When I arrived at the Supreme Court as a 20-year-old undergraduate, I was directed to the clerk’s office, where an assistant phoned Justice David Souter’s chambers to announce my arrival. To my surprise, it was the Justice himself who came down the hall to meet me. He could easily have sent a clerk or a secretary, but he appeared alone, smiling shyly, and led me back to his chambers.
The occasion had begun with a letter I sent on a bit of a hunch. I had read in The New York Times that Souter, recently appointed to the Court, had studied philosophy as an undergraduate at Harvard. I was in the middle of launching the Harvard Review of Philosophy, and I invited him to be interviewed. He declined—citing the prudence expected of a sitting Justice—but added a line that surprised me: if I happened to be in Washington, I was welcome to stop by informally. Naturally, I found a reason to make the trip.
Before I went, I did my homework. I tracked down his undergraduate thesis, written three decades earlier on Oliver Wendell Holmes and judicial pragmatism. I remember noticing that after many years of total obscurity, the thesis had recently begun circulating again—requested by a handful of journalists curious to peer back into the early intellectual formation of a newly seated Justice. It struck me as an oddly poetic archival moment: youthful scholarship, long ignored, suddenly reemerging into public attention. I wondered, as any undergraduate might, whether anything I was writing at Harvard would ever emerge from its own obscurity.
Our lunch was modest. He ordered me a sandwich—nothing fancy—and took for himself a small bowl of cottage cheese. I mentioned that I had been studying under John Rawls and Robert Nozick, two towering but opposing figures in moral and political philosophy. He spoke of them with evident admiration and intellectual reverence, suggesting—without any false humility—that he saw himself as operating on a very different plane. He was eager to shift attention away from himself and toward the ideas.
Afterward, I sent him a Harvard mug as a small thank you. He responded with a note that read, “Veritas now reigns in the cup collection.”

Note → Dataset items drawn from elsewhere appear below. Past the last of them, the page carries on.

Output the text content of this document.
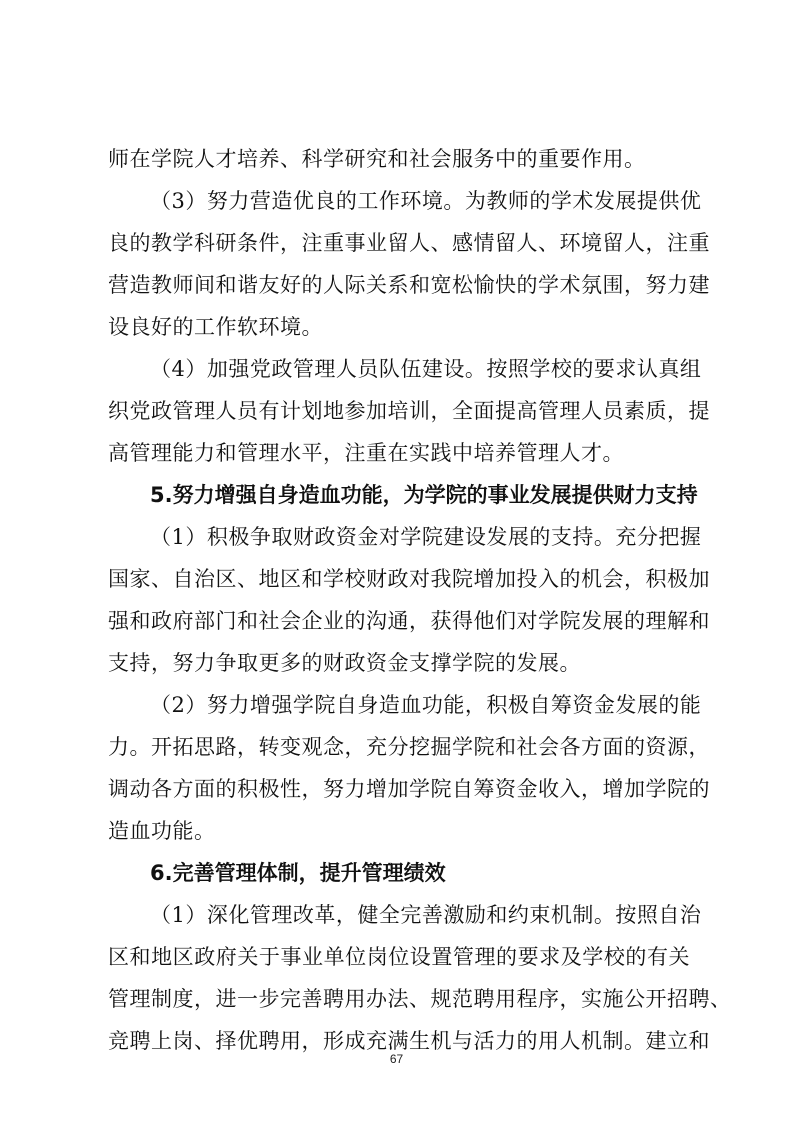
师在学院人才培养、科学研究和社会服务中的重要作用。
（3）努力营造优良的工作环境。为教师的学术发展提供优
良的教学科研条件，注重事业留人、感情留人、环境留人，注重
营造教师间和谐友好的人际关系和宽松愉快的学术氛围，努力建
设良好的工作软环境。
（4）加强党政管理人员队伍建设。按照学校的要求认真组
织党政管理人员有计划地参加培训，全面提高管理人员素质，提
高管理能力和管理水平，注重在实践中培养管理人才。
5.努力增强自身造血功能，为学院的事业发展提供财力支持
（1）积极争取财政资金对学院建设发展的支持。充分把握
国家、自治区、地区和学校财政对我院增加投入的机会，积极加
强和政府部门和社会企业的沟通，获得他们对学院发展的理解和
支持，努力争取更多的财政资金支撑学院的发展。
（2）努力增强学院自身造血功能，积极自筹资金发展的能
力。开拓思路，转变观念，充分挖掘学院和社会各方面的资源，
调动各方面的积极性，努力增加学院自筹资金收入，增加学院的
造血功能。
6.完善管理体制，提升管理绩效
（1）深化管理改革，健全完善激励和约束机制。按照自治
区和地区政府关于事业单位岗位设置管理的要求及学校的有关
管理制度，进一步完善聘用办法、规范聘用程序，实施公开招聘、
竞聘上岗、择优聘用，形成充满生机与活力的用人机制。建立和
67
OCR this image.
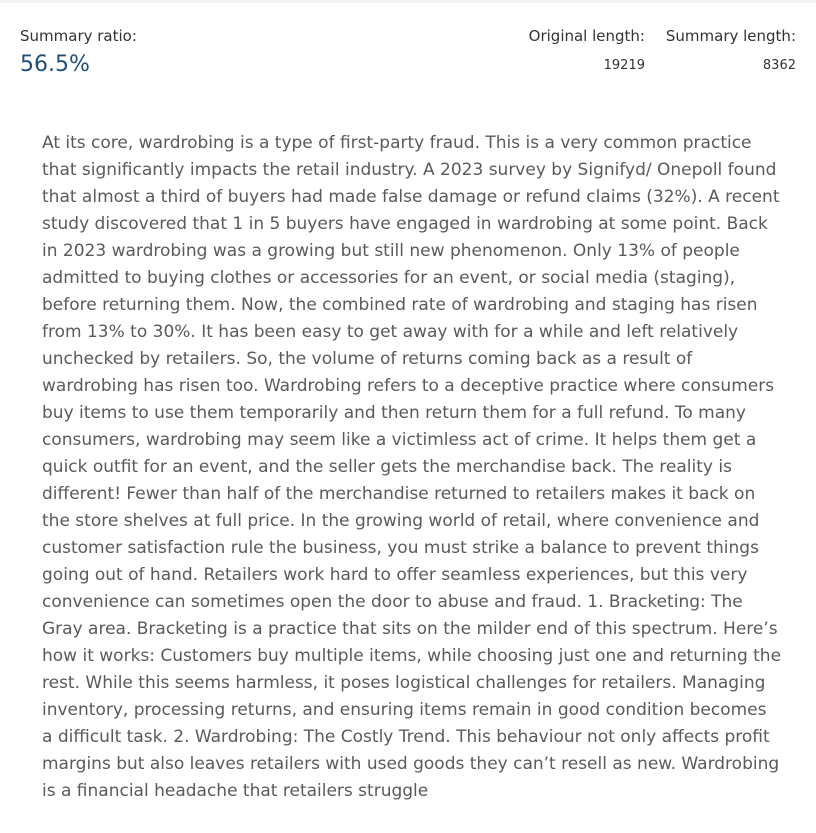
Summary ratio:
56.5%
Original length:
19219
Summary length:
8362

At its core, wardrobing is a type of first-party fraud. This is a very common practice that significantly impacts the retail industry. A 2023 survey by Signifyd/ Onepoll found that almost a third of buyers had made false damage or refund claims (32%). A recent study discovered that 1 in 5 buyers have engaged in wardrobing at some point. Back in 2023 wardrobing was a growing but still new phenomenon. Only 13% of people admitted to buying clothes or accessories for an event, or social media (staging), before returning them. Now, the combined rate of wardrobing and staging has risen from 13% to 30%. It has been easy to get away with for a while and left relatively unchecked by retailers. So, the volume of returns coming back as a result of wardrobing has risen too. Wardrobing refers to a deceptive practice where consumers buy items to use them temporarily and then return them for a full refund. To many consumers, wardrobing may seem like a victimless act of crime. It helps them get a quick outfit for an event, and the seller gets the merchandise back. The reality is different! Fewer than half of the merchandise returned to retailers makes it back on the store shelves at full price. In the growing world of retail, where convenience and customer satisfaction rule the business, you must strike a balance to prevent things going out of hand. Retailers work hard to offer seamless experiences, but this very convenience can sometimes open the door to abuse and fraud. 1. Bracketing: The Gray area. Bracketing is a practice that sits on the milder end of this spectrum. Here’s how it works: Customers buy multiple items, while choosing just one and returning the rest. While this seems harmless, it poses logistical challenges for retailers. Managing inventory, processing returns, and ensuring items remain in good condition becomes a difficult task. 2. Wardrobing: The Costly Trend. This behaviour not only affects profit margins but also leaves retailers with used goods they can’t resell as new. Wardrobing is a financial headache that retailers struggle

What followed over the next several years was an occasional but memorable correspondence. His notes—always warm, thoughtful, and unadorned—tracked my progress through Harvard, Oxford, and beyond. One especially kind letter came after I was awarded a summa in philosophy. “However proud you may be,” he wrote, “you are not overly so. I could not be more impressed.” He added congratulations on my impending study at Oxford—a place he clearly remembered fondly. He had just finished Ved Mehta’s Up at Oxford, which he recommended, noting that the Oxford it described “was pretty much my own,” though perhaps now dated. “Enjoy the happy observance of Commencement,” he closed, “and plan to enjoy Oxford.”
When I later wrote to say I had been admitted to Yale Law School, he surprised me again by offering words of caution. Law school, he warned, was rarely enjoyable and, in his view, the legal profession was no longer the “learned profession” it once aspired to be. He wrote:
“If you are not planning to be a lawyer, think twice and hard about law school. For most people, it isn’t much fun (it certainly wasn’t for me), and although legal training can be very helpful in all sorts of pursuits, I think it’s wise to have at least a provisional sense of what its value might be to you before you commit yourself to three years of legal study. If you would be going to law school because you have an intention to be a lawyer, I would again advise you to think twice and hard.

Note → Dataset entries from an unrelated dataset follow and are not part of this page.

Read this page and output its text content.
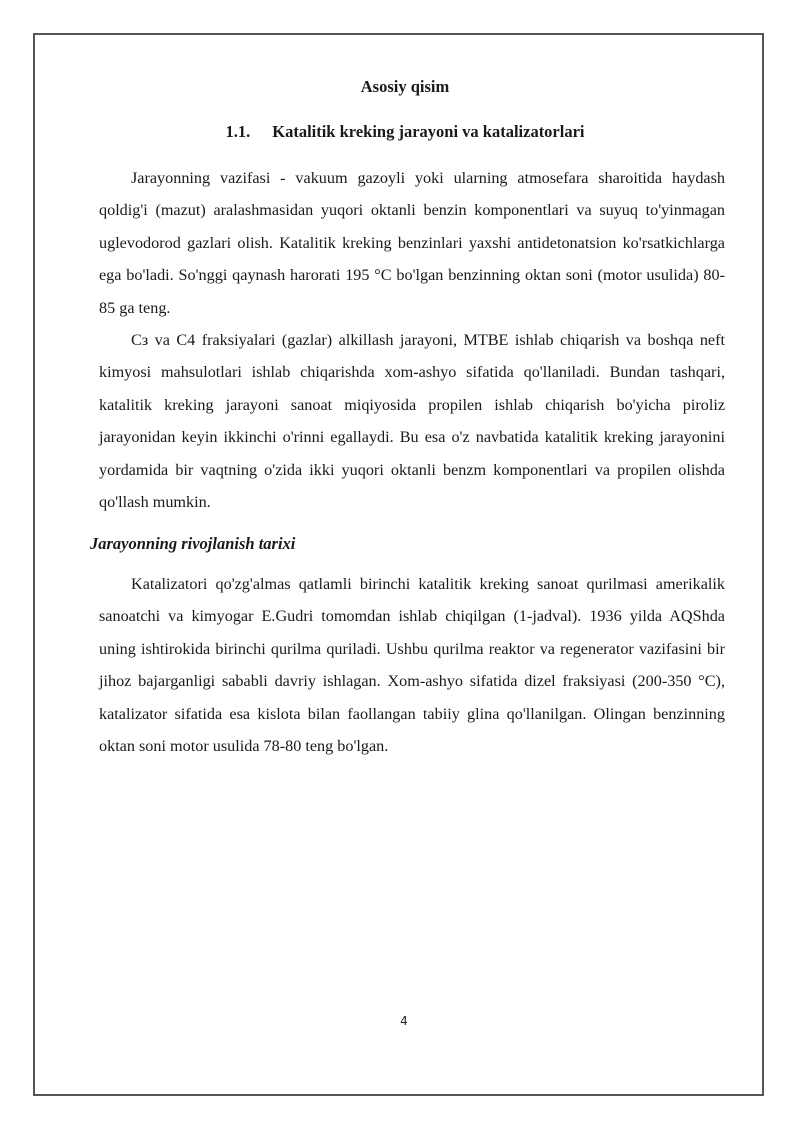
Asosiy qisim
1.1. Katalitik kreking jarayoni va katalizatorlari

Jarayonning vazifasi - vakuum gazoyli yoki ularning atmosefara sharoitida haydash qoldig'i (mazut) aralashmasidan yuqori oktanli benzin komponentlari va suyuq to'yinmagan uglevodorod gazlari olish. Katalitik kreking benzinlari yaxshi antidetonatsion ko'rsatkichlarga ega bo'ladi. So'nggi qaynash harorati 195 °C bo'lgan benzinning oktan soni (motor usulida) 80- 85 ga teng.

Cз va C4 fraksiyalari (gazlar) alkillash jarayoni, MTBE ishlab chiqarish va boshqa neft kimyosi mahsulotlari ishlab chiqarishda xom-ashyo sifatida qo'llaniladi. Bundan tashqari, katalitik kreking jarayoni sanoat miqiyosida propilen ishlab chiqarish bo'yicha piroliz jarayonidan keyin ikkinchi o'rinni egallaydi. Bu esa o'z navbatida katalitik kreking jarayonini yordamida bir vaqtning o'zida ikki yuqori oktanli benzm komponentlari va propilen olishda qo'llash mumkin.

Jarayonning rivojlanish tarixi

Katalizatori qo'zg'almas qatlamli birinchi katalitik kreking sanoat qurilmasi amerikalik sanoatchi va kimyogar E.Gudri tomomdan ishlab chiqilgan (1-jadval). 1936 yilda AQShda uning ishtirokida birinchi qurilma quriladi. Ushbu qurilma reaktor va regenerator vazifasini bir jihoz bajarganligi sababli davriy ishlagan. Xom-ashyo sifatida dizel fraksiyasi (200-350 °C), katalizator sifatida esa kislota bilan faollangan tabiiy glina qo'llanilgan. Olingan benzinning oktan soni motor usulida 78-80 teng bo'lgan.

4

My general advice to anyone considering a legal career is to stop thinking about it. The profession is not the so-called learned profession that we were still able to conceive when I was at your point in life, and all lawyers seem to have scads of lawyer friends who wish they were doing something other than practicing law. It is, in any case, not a profession to follow unless you are very certain just why it is you want to follow it; it is the poorest of default choices. If you are satisfied that you are unlikely to be fulfilled in life except as a lawyer, then go ahead. But otherwise, I think you would be better off doing something else.”
It was remarkable advice—forthright, even blunt—and I remember being struck not only by the substance of it, but by the fact that it came from someone at the summit of the profession he was so skeptical about.
I went anyway.
When I wrote to tell him, he responded with characteristic good humor: “I can’t remember any instance in which anyone took my advice to avoid law school,” he admitted, adding that he hoped it would turn out to be the right choice for me.

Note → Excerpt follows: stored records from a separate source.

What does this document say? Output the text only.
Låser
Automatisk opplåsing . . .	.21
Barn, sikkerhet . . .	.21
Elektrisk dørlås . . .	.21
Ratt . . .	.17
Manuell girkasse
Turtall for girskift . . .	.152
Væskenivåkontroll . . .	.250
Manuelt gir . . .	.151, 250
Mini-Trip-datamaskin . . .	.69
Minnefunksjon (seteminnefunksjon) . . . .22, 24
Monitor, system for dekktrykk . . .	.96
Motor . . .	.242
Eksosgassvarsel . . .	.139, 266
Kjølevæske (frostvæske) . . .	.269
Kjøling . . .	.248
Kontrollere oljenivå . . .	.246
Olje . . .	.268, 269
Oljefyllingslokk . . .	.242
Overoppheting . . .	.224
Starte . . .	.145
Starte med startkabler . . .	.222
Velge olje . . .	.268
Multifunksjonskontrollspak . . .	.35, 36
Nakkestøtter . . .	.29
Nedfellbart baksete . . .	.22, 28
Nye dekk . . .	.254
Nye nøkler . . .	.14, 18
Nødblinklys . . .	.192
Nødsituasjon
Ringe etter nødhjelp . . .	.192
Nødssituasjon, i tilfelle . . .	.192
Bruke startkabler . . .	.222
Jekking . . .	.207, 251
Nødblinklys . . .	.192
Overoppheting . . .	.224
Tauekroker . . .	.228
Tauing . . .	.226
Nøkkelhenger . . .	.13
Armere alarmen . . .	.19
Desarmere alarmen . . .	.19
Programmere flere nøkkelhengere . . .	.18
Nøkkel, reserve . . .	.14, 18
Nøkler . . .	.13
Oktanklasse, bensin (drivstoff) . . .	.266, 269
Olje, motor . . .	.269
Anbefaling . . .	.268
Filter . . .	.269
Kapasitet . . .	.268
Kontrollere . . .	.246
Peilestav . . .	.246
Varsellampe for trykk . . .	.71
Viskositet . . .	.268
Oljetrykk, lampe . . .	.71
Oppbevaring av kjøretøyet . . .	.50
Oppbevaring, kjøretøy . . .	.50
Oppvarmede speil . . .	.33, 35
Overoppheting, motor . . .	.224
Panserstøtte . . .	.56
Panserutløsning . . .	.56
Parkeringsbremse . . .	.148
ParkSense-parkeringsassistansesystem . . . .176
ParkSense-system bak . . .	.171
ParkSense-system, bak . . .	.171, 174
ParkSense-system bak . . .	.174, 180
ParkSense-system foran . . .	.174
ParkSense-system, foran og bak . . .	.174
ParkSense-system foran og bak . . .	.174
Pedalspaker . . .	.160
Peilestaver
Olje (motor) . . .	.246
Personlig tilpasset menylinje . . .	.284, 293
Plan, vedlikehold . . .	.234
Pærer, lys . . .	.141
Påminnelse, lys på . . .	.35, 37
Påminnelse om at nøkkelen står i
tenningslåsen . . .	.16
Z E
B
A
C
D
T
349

Looking back, what I remember most about Justice Souter is not his public role or even his private advice, but the way he carried himself—with humility, curiosity, and a gentle awareness of life’s ironies. Here was a man who had reached the highest judicial office in the land, yet met a nervous undergraduate at the clerk’s office himself, served him a sandwich, and shifted the conversation toward ideas larger than either of them. What stayed with me just as strongly was the steady generosity he showed in the years that followed—his handwritten notes, candid reflections, and thoughtful encouragement, all offered despite the extraordinary demands on his time.
Justice Souter’s legacy will rightly be measured by his opinions and votes on the Court. But for me, it will always be marked by something quieter and rarer: an intellectual modesty that honored not only the life of the mind, but also the dignity of sustained human connection.